For simplification and abstraction purposes, a technique known as tokenization may be used in one or more embodiments. A token may be a term, keyword, unique identifier, or other simple and short textual data that stands for, refers to or indicates a more complex set of knowledge represented in the knowledge base. The process of tokenization is an automated or manual way of extracting meaningful tokens from the knowledge base or other information sources. A token-based approach means combining tokens in such a way that new meanings, actions, or understanding may be formed, related or executed.
One or more embodiments may contain a “model base,” which is an information store that mainly contains various kinds of models. The model base may be characterized by any or all of the following:
A token-based specification of actions preferred, useful or needed to install and configure a product.

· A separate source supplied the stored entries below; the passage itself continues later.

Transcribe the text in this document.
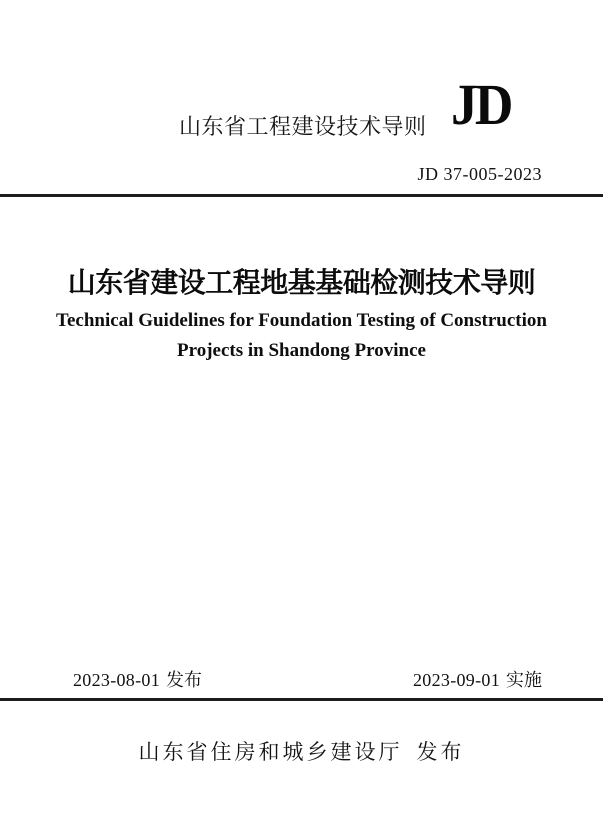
山东省工程建设技术导则 JD
JD 37-005-2023
山东省建设工程地基基础检测技术导则
Technical Guidelines for Foundation Testing of Construction
Projects in Shandong Province
2023-08-01 发布	2023-09-01 实施
山东省住房和城乡建设厅 发布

Creation and maintenance of a library of reusable keywords for configuring a product or other purposes.
A model-based approach to software configuration, testing and validation.
Creating a model for configuration of complex software including dependency information.
Annotating a model with configuration keywords to contain deployment and configuration information.
Annotating a model with test keywords to test the functionality of useful user scenarios.
Annotating a model with performance test keywords to test the SLAs of useful user scenarios.
Annotating a model with security test keywords to test the security of useful user scenarios.
The ability to create, maintain and utilize multi-level models that describe any aspect of the knowledge-base content as well as any aspect of its application.
One of the possible examples of these levels may include but may not be limited to:
Meta-models, that may be defined by the product, which defines all possible models expressible in the meta-model, which may be implemented in the product\'s code
Knowledge models, which may be defined by an expert external to the product, define all or some possible inputs, outputs, states, transitions among them, and ways to acquire, process, and output them, interpreted by a meta-model.
Model Input/Output/State/Execution, which may be, e.g., outcomes, or instantiations, or examples, or content, or derivative of the knowledge models and may have the following properties, provided by an end-user, acquired by following/executing/interpreting/etc a knowledge model:
The ability to specify, execute, interpret, input, output, etc. any of the aforementioned multi-level models in a parametric/data driven/configurable manner.